The Dude Ranchers’ Association (DRA) came into being in1926. This January the Association held its 91st annual convention at Tanque Verde Ranch in Tucson, Arizona. Through its history dude ranching has been concentrated in the states of Wyoming, Montana and Colorado. Dude ranches can also be found in smaller numbers in other states, like Idaho, Washington, Arizona, California, as well as in western Canada. Our state of Oregon has a very few ranches that host guests, and our very own Long Hollow Ranch is the only DRA ranch in the state.

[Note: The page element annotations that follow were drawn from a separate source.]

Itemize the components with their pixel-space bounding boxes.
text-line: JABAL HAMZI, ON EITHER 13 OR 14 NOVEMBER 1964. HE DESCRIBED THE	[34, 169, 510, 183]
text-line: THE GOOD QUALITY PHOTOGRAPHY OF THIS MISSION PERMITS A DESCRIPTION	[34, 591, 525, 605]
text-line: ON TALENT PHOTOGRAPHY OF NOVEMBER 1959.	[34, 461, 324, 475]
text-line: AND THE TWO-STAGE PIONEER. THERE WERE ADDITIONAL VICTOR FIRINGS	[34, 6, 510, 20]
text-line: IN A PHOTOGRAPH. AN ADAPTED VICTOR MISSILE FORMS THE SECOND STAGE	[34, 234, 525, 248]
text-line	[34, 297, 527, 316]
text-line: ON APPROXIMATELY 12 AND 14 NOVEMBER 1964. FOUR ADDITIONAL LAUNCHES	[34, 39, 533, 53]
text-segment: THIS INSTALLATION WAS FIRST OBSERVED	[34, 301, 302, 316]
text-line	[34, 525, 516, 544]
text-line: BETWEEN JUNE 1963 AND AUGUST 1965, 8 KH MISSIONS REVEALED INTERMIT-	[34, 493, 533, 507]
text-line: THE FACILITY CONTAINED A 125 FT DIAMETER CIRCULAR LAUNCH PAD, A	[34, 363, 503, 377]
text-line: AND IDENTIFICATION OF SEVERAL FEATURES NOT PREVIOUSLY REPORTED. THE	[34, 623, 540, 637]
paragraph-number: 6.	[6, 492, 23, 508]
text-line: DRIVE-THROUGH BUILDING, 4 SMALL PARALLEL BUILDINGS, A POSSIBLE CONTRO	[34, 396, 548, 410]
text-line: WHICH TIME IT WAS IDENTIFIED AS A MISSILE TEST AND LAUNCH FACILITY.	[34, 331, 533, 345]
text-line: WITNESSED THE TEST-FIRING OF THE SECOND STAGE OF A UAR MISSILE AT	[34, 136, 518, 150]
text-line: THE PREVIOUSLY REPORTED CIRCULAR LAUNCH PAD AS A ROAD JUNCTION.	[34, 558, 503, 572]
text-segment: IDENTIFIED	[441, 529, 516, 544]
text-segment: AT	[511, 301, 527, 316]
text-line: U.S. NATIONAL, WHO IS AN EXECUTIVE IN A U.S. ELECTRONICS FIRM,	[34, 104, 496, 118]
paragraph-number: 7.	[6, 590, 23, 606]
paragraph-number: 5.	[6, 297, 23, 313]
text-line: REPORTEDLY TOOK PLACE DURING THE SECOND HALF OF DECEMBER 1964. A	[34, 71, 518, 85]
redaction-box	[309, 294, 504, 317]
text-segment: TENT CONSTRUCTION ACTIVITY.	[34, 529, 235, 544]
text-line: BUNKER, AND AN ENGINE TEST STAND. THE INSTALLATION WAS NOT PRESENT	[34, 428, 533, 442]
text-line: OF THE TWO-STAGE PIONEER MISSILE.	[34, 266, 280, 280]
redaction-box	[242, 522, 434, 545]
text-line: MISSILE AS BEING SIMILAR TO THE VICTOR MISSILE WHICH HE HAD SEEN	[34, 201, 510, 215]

Membership in the Dude Ranchers’ Association has benefits that range from advertising and publicity to support and sharing of community – a shared culture. Benefits to guests include set standards for housing, riding and food service. A few of the member ranches have been in business since the beginning of the association. They really know the ropes, and they are willing to share their knowledge with the rest of us. Some of the ranches are huge, able to accommodate up to 200 guests at a time. Many are smaller, hosting 30 to 40 guests at a time. Then there are a few, like Long Hollow Ranch, who host no more than 20 or so at a time. Each ranch has its own unique history, accommodations, activities, seasons of operation, and cultural emphasis. But the central, unifying characteristic is that of a vacation centered on horseback riding.
The Dude Ranchers’ Association recently adopted a list of qualities that truly define the unifying culture of dude ranches:
- Horses – the main aspect of a dude ranch vacation
- Hats – the symbol of Western atmosphere and appearance
- Hospitality – a genuine friendly Western welcome
- Heritage – ranch vacations have typically lasted a week or so, long enough for meaningful relationships to be formed
- Honesty – the business operates honestly and with integrity
- Heart – the goal is developing friendships
I quote, “The Dude Ranchers’ Association was founded to preserve, protect, and promote their unique vacation experience and its identity. Though guest expectations have changed and ranchers have had to change with them, the core principles of dude ranching remain the same.”